PolyOne Corp.'s pending acquisition of the masterbatch concentrates business of Clariant AG is winning high praise from market watchers.
Avon Lake, Ohio-based PolyOne announced plans Dec. 19 to acquire that global business for $1.45 billion. The agreement followed months of speculation between Muttenz, Switzerland-based Clariant and Saudi Arabian conglomerate Sabic.
The PolyOne-Clariant deal is set for completion in the third quarter and values the Clariant business at about 11.1 times the annual earnings before interest, taxes, depreciation and amortization (EBITDA).
On a Dec. 19 conference call, PolyOne CEO, President and Chairman Robert Patterson described the acquisition as "a perfect match and one that aligns with the world's megatrends." He added that the deal is "truly transformational" for PolyOne and will make the firm a $4 billion business that will be "truly global."
In a recent research note, market analyst Kevin Hocevar of Northcoast Research in Cleveland said that "in our opinion, [Clariant's masterbatch business] has always been the holy grail for PolyOne, as it combines the company with its largest color/additive competitor … creating the unmatched global leader in the space."

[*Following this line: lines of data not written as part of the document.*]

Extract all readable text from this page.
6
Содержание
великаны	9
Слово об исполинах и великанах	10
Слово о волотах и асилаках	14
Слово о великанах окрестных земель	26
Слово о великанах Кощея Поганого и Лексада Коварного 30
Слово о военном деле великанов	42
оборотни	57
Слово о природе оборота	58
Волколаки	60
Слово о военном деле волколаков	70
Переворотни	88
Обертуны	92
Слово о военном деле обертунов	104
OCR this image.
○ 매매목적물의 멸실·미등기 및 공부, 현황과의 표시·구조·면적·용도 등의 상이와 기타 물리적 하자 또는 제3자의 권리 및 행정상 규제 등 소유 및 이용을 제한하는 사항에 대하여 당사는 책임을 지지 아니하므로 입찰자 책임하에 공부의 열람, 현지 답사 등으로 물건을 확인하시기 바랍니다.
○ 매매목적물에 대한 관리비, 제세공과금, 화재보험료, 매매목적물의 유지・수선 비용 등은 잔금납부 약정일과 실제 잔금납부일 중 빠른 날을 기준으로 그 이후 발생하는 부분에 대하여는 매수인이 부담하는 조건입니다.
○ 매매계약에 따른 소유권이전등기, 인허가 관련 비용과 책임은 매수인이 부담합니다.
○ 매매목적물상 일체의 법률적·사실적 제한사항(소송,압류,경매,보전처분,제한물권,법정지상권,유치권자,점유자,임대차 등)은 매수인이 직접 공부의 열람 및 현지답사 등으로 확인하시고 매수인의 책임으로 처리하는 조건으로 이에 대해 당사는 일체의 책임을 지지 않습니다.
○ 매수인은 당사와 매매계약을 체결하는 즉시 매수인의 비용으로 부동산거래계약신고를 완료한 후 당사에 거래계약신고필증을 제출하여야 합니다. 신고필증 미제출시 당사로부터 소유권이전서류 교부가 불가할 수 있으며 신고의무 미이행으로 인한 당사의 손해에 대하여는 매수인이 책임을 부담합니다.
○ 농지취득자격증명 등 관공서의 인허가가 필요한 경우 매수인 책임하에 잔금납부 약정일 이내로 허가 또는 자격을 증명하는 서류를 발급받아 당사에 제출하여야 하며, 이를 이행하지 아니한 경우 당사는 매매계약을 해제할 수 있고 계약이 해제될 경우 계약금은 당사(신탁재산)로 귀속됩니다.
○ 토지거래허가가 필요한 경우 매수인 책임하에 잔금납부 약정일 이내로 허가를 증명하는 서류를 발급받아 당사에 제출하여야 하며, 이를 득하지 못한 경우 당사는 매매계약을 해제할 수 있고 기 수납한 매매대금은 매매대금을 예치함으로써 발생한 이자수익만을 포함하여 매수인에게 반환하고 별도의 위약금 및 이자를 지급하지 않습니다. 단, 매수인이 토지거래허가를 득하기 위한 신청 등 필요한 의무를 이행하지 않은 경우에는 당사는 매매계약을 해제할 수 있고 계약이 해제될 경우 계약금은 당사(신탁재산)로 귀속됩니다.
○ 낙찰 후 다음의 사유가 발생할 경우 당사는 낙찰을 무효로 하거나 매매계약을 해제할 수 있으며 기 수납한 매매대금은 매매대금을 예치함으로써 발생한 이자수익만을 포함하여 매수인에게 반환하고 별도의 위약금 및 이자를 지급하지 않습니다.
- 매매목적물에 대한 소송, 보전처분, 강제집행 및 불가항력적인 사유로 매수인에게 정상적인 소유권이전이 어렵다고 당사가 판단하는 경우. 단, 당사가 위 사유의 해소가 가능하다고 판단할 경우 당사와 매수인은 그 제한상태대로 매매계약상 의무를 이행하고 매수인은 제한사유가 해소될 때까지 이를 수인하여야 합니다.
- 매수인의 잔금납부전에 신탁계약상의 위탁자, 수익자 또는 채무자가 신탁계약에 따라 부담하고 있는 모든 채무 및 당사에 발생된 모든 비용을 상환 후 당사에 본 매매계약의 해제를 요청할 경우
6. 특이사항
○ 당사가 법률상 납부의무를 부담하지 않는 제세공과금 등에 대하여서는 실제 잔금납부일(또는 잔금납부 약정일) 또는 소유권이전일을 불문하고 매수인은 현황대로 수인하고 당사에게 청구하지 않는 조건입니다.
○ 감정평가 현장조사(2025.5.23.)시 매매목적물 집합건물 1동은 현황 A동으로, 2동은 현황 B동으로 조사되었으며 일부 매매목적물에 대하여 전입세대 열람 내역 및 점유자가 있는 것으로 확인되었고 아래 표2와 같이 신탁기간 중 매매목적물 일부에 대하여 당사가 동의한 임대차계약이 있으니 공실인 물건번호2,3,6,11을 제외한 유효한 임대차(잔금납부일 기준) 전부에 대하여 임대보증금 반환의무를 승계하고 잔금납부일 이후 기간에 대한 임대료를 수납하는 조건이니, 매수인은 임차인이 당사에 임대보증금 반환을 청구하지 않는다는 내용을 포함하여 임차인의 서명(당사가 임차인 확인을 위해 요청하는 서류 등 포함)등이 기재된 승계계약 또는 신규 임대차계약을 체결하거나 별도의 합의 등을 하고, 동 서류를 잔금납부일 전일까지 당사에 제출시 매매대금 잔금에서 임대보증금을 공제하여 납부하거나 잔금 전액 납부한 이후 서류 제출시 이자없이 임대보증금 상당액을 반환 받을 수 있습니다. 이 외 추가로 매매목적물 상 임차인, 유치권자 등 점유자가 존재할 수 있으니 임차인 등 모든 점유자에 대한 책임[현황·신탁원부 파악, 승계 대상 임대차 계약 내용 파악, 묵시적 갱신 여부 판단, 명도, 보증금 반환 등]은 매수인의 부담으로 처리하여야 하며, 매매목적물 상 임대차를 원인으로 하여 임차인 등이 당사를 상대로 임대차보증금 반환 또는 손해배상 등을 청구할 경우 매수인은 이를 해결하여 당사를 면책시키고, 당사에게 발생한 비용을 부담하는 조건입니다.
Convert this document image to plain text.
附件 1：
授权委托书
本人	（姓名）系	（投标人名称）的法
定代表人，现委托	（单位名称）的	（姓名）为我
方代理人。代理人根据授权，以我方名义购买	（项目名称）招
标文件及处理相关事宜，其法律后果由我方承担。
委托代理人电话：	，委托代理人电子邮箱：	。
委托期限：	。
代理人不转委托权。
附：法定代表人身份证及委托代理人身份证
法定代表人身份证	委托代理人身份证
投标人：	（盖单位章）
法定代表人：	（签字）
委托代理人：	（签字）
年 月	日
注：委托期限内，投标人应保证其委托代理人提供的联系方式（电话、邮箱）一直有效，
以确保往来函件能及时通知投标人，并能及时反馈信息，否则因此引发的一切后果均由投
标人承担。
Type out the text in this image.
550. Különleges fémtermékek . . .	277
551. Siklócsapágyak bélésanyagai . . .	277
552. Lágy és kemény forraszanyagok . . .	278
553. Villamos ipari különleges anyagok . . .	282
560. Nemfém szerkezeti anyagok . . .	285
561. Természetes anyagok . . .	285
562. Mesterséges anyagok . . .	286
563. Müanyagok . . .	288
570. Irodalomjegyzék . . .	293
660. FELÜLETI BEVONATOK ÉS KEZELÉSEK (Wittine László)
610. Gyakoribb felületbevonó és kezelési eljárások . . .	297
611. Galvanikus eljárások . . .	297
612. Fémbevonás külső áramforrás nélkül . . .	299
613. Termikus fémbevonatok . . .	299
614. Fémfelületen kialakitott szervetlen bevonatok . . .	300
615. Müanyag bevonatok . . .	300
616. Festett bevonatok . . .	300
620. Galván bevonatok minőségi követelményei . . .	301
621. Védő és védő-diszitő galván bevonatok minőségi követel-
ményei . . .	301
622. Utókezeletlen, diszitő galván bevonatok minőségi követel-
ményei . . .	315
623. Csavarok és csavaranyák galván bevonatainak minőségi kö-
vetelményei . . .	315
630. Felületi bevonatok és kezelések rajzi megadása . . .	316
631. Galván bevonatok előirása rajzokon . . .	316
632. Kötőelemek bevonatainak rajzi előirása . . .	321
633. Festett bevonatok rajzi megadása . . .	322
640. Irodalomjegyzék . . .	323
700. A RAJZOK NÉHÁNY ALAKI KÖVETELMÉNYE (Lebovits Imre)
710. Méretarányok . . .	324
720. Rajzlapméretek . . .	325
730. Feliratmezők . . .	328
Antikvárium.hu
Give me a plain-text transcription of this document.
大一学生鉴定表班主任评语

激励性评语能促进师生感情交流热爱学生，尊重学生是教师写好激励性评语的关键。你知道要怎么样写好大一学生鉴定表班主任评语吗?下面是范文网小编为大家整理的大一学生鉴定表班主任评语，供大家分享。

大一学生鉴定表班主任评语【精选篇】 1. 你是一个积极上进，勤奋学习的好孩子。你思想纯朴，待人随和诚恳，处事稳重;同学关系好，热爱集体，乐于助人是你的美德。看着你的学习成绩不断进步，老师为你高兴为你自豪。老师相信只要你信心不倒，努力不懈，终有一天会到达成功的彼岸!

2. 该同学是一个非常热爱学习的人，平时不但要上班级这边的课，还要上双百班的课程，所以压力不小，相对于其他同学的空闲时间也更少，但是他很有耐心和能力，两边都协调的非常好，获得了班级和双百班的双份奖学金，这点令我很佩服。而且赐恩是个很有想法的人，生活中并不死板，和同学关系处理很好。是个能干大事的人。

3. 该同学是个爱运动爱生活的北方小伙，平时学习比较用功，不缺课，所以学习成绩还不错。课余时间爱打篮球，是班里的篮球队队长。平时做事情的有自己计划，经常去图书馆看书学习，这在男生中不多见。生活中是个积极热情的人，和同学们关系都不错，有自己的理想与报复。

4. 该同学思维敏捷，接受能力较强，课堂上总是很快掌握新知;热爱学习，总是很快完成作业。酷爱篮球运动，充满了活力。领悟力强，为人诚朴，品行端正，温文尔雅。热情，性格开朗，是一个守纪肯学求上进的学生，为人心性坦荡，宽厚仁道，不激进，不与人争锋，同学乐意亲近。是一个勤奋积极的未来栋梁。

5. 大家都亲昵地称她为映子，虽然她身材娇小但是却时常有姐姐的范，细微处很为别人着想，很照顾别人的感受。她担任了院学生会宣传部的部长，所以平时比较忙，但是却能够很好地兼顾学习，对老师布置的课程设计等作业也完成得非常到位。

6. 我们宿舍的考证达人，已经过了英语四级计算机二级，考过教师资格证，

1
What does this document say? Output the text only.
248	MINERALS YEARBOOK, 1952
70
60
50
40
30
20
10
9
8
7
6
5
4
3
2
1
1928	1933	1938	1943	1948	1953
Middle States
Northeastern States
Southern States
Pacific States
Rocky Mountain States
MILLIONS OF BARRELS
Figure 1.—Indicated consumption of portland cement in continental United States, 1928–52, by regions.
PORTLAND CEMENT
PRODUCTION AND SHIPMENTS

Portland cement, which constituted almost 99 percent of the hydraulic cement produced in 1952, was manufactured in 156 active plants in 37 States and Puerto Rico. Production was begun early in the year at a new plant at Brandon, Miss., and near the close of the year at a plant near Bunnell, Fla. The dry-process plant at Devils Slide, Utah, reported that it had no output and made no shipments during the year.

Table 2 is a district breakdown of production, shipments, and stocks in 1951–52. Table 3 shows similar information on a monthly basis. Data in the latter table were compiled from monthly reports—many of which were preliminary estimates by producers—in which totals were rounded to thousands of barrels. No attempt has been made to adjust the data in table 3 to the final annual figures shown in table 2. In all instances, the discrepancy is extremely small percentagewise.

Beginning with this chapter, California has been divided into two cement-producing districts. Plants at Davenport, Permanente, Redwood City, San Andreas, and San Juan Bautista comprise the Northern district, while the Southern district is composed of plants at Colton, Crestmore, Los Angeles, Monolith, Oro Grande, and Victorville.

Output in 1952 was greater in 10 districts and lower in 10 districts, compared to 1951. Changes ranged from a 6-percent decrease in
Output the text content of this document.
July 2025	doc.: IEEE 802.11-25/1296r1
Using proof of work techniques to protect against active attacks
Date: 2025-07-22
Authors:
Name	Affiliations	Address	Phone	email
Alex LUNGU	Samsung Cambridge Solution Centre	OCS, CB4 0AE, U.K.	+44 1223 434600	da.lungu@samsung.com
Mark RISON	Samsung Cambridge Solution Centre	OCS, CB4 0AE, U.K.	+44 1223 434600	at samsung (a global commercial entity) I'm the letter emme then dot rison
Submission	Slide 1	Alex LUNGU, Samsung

Hocevar added that his firm views the multiple that PolyOne will pay for the Clariant unit "quite favorably," since it's slightly less than the 11.9 multiple that PolyOne's stock was trading at when the deal was announced. PolyOne expects $20 million in run-rate synergies by the end of the first year after the acquisition and a total run rate of $60 million by the end of the third year.
"Overall, we view these announcements very favorably for PolyOne, as we always viewed Clariant as the big M&A opportunity for the company while at the same time the core business is exceeding expectations," Hocevar said. "We believe this is a game-changing acquisition for PolyOne, which strengthens its global leadership in color/additive masterbatches with significant opportunities to create value beyond hard synergies via top-line synergies and innovation."